At present, the research of CNN in capsule gastroscopy diagnosis is still limited in the clinical research stage. All the studies are retrospective and most of them only focus on one or two kinds of diseases rather than comprehensive diagnosis. In addition, most of the research data are from single-center, and the clinical research based on multi-center has not been published yet, which will become the direction of our future efforts.

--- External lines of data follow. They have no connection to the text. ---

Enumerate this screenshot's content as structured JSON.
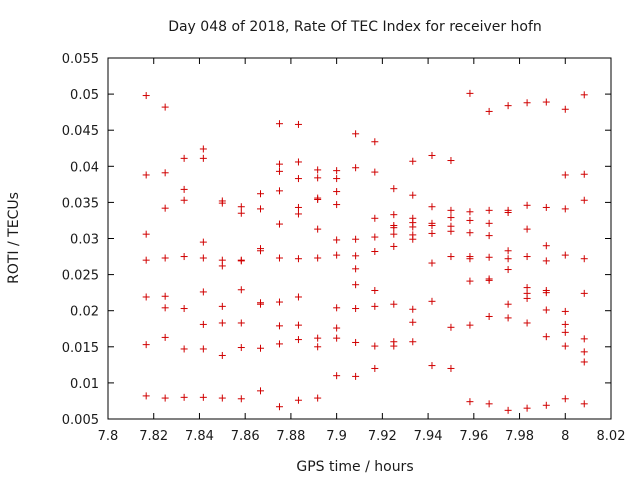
{
  "chart_data": {
    "type": "scatter",
    "title": "Day 048 of 2018, Rate Of TEC Index for receiver hofn",
    "xlabel": "GPS time / hours",
    "ylabel": "ROTI / TECUs",
    "xlim": [
      7.8,
      8.02
    ],
    "ylim": [
      0.005,
      0.055
    ],
    "xticks": [
      7.8,
      7.82,
      7.84,
      7.86,
      7.88,
      7.9,
      7.92,
      7.94,
      7.96,
      7.98,
      8,
      8.02
    ],
    "xtick_labels": [
      "7.8",
      "7.82",
      "7.84",
      "7.86",
      "7.88",
      "7.9",
      "7.92",
      "7.94",
      "7.96",
      "7.98",
      "8",
      "8.02"
    ],
    "yticks": [
      0.005,
      0.01,
      0.015,
      0.02,
      0.025,
      0.03,
      0.035,
      0.04,
      0.045,
      0.05,
      0.055
    ],
    "ytick_labels": [
      "0.005",
      "0.01",
      "0.015",
      "0.02",
      "0.025",
      "0.03",
      "0.035",
      "0.04",
      "0.045",
      "0.05",
      "0.055"
    ],
    "marker": "plus",
    "series": [
      {
        "name": "ROTI",
        "color": "#d00000",
        "points": [
          [
            7.8167,
            0.0498
          ],
          [
            7.8167,
            0.0388
          ],
          [
            7.8167,
            0.0306
          ],
          [
            7.8167,
            0.027
          ],
          [
            7.8167,
            0.0219
          ],
          [
            7.8167,
            0.0153
          ],
          [
            7.8167,
            0.0082
          ],
          [
            7.825,
            0.0482
          ],
          [
            7.825,
            0.0391
          ],
          [
            7.825,
            0.0342
          ],
          [
            7.825,
            0.0273
          ],
          [
            7.825,
            0.022
          ],
          [
            7.825,
            0.0204
          ],
          [
            7.825,
            0.0163
          ],
          [
            7.825,
            0.0079
          ],
          [
            7.8333,
            0.0411
          ],
          [
            7.8333,
            0.0368
          ],
          [
            7.8333,
            0.0353
          ],
          [
            7.8333,
            0.0275
          ],
          [
            7.8333,
            0.0203
          ],
          [
            7.8333,
            0.0147
          ],
          [
            7.8333,
            0.008
          ],
          [
            7.8417,
            0.0424
          ],
          [
            7.8417,
            0.0411
          ],
          [
            7.8417,
            0.0295
          ],
          [
            7.8417,
            0.0273
          ],
          [
            7.8417,
            0.0226
          ],
          [
            7.8417,
            0.0181
          ],
          [
            7.8417,
            0.0147
          ],
          [
            7.8417,
            0.008
          ],
          [
            7.85,
            0.0352
          ],
          [
            7.85,
            0.0349
          ],
          [
            7.85,
            0.027
          ],
          [
            7.85,
            0.0262
          ],
          [
            7.85,
            0.0206
          ],
          [
            7.85,
            0.0183
          ],
          [
            7.85,
            0.0138
          ],
          [
            7.85,
            0.0079
          ],
          [
            7.8583,
            0.0344
          ],
          [
            7.8583,
            0.0335
          ],
          [
            7.8583,
            0.027
          ],
          [
            7.8583,
            0.0269
          ],
          [
            7.8583,
            0.0229
          ],
          [
            7.8583,
            0.0183
          ],
          [
            7.8583,
            0.0149
          ],
          [
            7.8583,
            0.0078
          ],
          [
            7.8667,
            0.0362
          ],
          [
            7.8667,
            0.0341
          ],
          [
            7.8667,
            0.0286
          ],
          [
            7.8667,
            0.0283
          ],
          [
            7.8667,
            0.0211
          ],
          [
            7.8667,
            0.0209
          ],
          [
            7.8667,
            0.0148
          ],
          [
            7.8667,
            0.0089
          ],
          [
            7.875,
            0.0459
          ],
          [
            7.875,
            0.0403
          ],
          [
            7.875,
            0.0393
          ],
          [
            7.875,
            0.0366
          ],
          [
            7.875,
            0.032
          ],
          [
            7.875,
            0.0273
          ],
          [
            7.875,
            0.0212
          ],
          [
            7.875,
            0.0179
          ],
          [
            7.875,
            0.0154
          ],
          [
            7.875,
            0.0067
          ],
          [
            7.8833,
            0.0458
          ],
          [
            7.8833,
            0.0406
          ],
          [
            7.8833,
            0.0383
          ],
          [
            7.8833,
            0.0343
          ],
          [
            7.8833,
            0.0334
          ],
          [
            7.8833,
            0.0272
          ],
          [
            7.8833,
            0.0219
          ],
          [
            7.8833,
            0.018
          ],
          [
            7.8833,
            0.016
          ],
          [
            7.8833,
            0.0076
          ],
          [
            7.8917,
            0.0395
          ],
          [
            7.8917,
            0.0384
          ],
          [
            7.8917,
            0.0356
          ],
          [
            7.8917,
            0.0354
          ],
          [
            7.8917,
            0.0313
          ],
          [
            7.8917,
            0.0273
          ],
          [
            7.8917,
            0.0162
          ],
          [
            7.8917,
            0.015
          ],
          [
            7.8917,
            0.0079
          ],
          [
            7.9,
            0.0394
          ],
          [
            7.9,
            0.0383
          ],
          [
            7.9,
            0.0365
          ],
          [
            7.9,
            0.0347
          ],
          [
            7.9,
            0.0298
          ],
          [
            7.9,
            0.0277
          ],
          [
            7.9,
            0.0204
          ],
          [
            7.9,
            0.0176
          ],
          [
            7.9,
            0.0162
          ],
          [
            7.9,
            0.011
          ],
          [
            7.9083,
            0.0445
          ],
          [
            7.9083,
            0.0398
          ],
          [
            7.9083,
            0.0299
          ],
          [
            7.9083,
            0.0276
          ],
          [
            7.9083,
            0.0258
          ],
          [
            7.9083,
            0.0236
          ],
          [
            7.9083,
            0.0203
          ],
          [
            7.9083,
            0.0156
          ],
          [
            7.9083,
            0.0109
          ],
          [
            7.9167,
            0.0434
          ],
          [
            7.9167,
            0.0392
          ],
          [
            7.9167,
            0.0328
          ],
          [
            7.9167,
            0.0302
          ],
          [
            7.9167,
            0.0282
          ],
          [
            7.9167,
            0.0228
          ],
          [
            7.9167,
            0.0206
          ],
          [
            7.9167,
            0.0151
          ],
          [
            7.9167,
            0.012
          ],
          [
            7.925,
            0.0369
          ],
          [
            7.925,
            0.0333
          ],
          [
            7.925,
            0.0318
          ],
          [
            7.925,
            0.0315
          ],
          [
            7.925,
            0.0306
          ],
          [
            7.925,
            0.0289
          ],
          [
            7.925,
            0.0209
          ],
          [
            7.925,
            0.0157
          ],
          [
            7.925,
            0.0151
          ],
          [
            7.9333,
            0.0407
          ],
          [
            7.9333,
            0.036
          ],
          [
            7.9333,
            0.0328
          ],
          [
            7.9333,
            0.0322
          ],
          [
            7.9333,
            0.0316
          ],
          [
            7.9333,
            0.0305
          ],
          [
            7.9333,
            0.0299
          ],
          [
            7.9333,
            0.0202
          ],
          [
            7.9333,
            0.0184
          ],
          [
            7.9333,
            0.0157
          ],
          [
            7.9417,
            0.0415
          ],
          [
            7.9417,
            0.0344
          ],
          [
            7.9417,
            0.0321
          ],
          [
            7.9417,
            0.0318
          ],
          [
            7.9417,
            0.0307
          ],
          [
            7.9417,
            0.0266
          ],
          [
            7.9417,
            0.0213
          ],
          [
            7.9417,
            0.0124
          ],
          [
            7.95,
            0.0408
          ],
          [
            7.95,
            0.0339
          ],
          [
            7.95,
            0.0329
          ],
          [
            7.95,
            0.0317
          ],
          [
            7.95,
            0.031
          ],
          [
            7.95,
            0.0275
          ],
          [
            7.95,
            0.0177
          ],
          [
            7.95,
            0.012
          ],
          [
            7.9583,
            0.0501
          ],
          [
            7.9583,
            0.0337
          ],
          [
            7.9583,
            0.0325
          ],
          [
            7.9583,
            0.0308
          ],
          [
            7.9583,
            0.0275
          ],
          [
            7.9583,
            0.0272
          ],
          [
            7.9583,
            0.0241
          ],
          [
            7.9583,
            0.018
          ],
          [
            7.9583,
            0.0074
          ],
          [
            7.9667,
            0.0476
          ],
          [
            7.9667,
            0.0339
          ],
          [
            7.9667,
            0.0321
          ],
          [
            7.9667,
            0.0304
          ],
          [
            7.9667,
            0.0274
          ],
          [
            7.9667,
            0.0244
          ],
          [
            7.9667,
            0.0242
          ],
          [
            7.9667,
            0.0192
          ],
          [
            7.9667,
            0.0071
          ],
          [
            7.975,
            0.0484
          ],
          [
            7.975,
            0.0339
          ],
          [
            7.975,
            0.0336
          ],
          [
            7.975,
            0.0283
          ],
          [
            7.975,
            0.0272
          ],
          [
            7.975,
            0.0257
          ],
          [
            7.975,
            0.0209
          ],
          [
            7.975,
            0.019
          ],
          [
            7.975,
            0.0062
          ],
          [
            7.9833,
            0.0488
          ],
          [
            7.9833,
            0.0346
          ],
          [
            7.9833,
            0.0313
          ],
          [
            7.9833,
            0.0275
          ],
          [
            7.9833,
            0.0232
          ],
          [
            7.9833,
            0.0224
          ],
          [
            7.9833,
            0.0217
          ],
          [
            7.9833,
            0.0183
          ],
          [
            7.9833,
            0.0065
          ],
          [
            7.9917,
            0.0489
          ],
          [
            7.9917,
            0.0343
          ],
          [
            7.9917,
            0.029
          ],
          [
            7.9917,
            0.0269
          ],
          [
            7.9917,
            0.0228
          ],
          [
            7.9917,
            0.0225
          ],
          [
            7.9917,
            0.0201
          ],
          [
            7.9917,
            0.0164
          ],
          [
            7.9917,
            0.0069
          ],
          [
            8.0,
            0.0479
          ],
          [
            8.0,
            0.0388
          ],
          [
            8.0,
            0.0341
          ],
          [
            8.0,
            0.0277
          ],
          [
            8.0,
            0.0199
          ],
          [
            8.0,
            0.0181
          ],
          [
            8.0,
            0.017
          ],
          [
            8.0,
            0.0151
          ],
          [
            8.0,
            0.0078
          ],
          [
            8.0083,
            0.0499
          ],
          [
            8.0083,
            0.0389
          ],
          [
            8.0083,
            0.0353
          ],
          [
            8.0083,
            0.0272
          ],
          [
            8.0083,
            0.0224
          ],
          [
            8.0083,
            0.0161
          ],
          [
            8.0083,
            0.0143
          ],
          [
            8.0083,
            0.0129
          ],
          [
            8.0083,
            0.0071
          ]
        ]
      }
    ]
  }
}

There are some limitations in our study: Firstly, the risk of bias for erosion/ulcers and polyps/cancer is relatively high. It is possibly because the number of cases of lesions like polyps or ulcer is less than that of GI bleeding, while their diagnosis of AI is much more complex, which results in fewer samples of erosion/ulcers, polyps/cancer, and leads to the differences in the data sets used for training and validation in different centers. Secondly, high heterogeneity exists among the studies included in this review, which may be due to the differences of algorithms in some studies, as well as the distinct strictness of experts in different centers for positive judgment of lesions. These limitations result in the low test-accuracy in the certainty assessment of GRADE consideration and may harm the accuracy and applicability of this review.

Conclusion

In conclusion, our research indicates that CNN has a considerable performance in WCE image diagnosis, and its quality in accuracy, sensitivity, and specificity has reached a relatively high level. With the development of algorithms and computer hardware, the accuracy of CNN will grow higher, and it will become an important tool to help doctors diagnose and play an irreplaceable role in future clinical applications. Besides, research on big data and multi-center will also be the trend of the process of AI application on WCE. Much more data and samples from various patients as training sets are more likely to improve the accuracy and reduce the risk of bias, to achieve the necessary conditions for this technology to be used in routine clinical practice.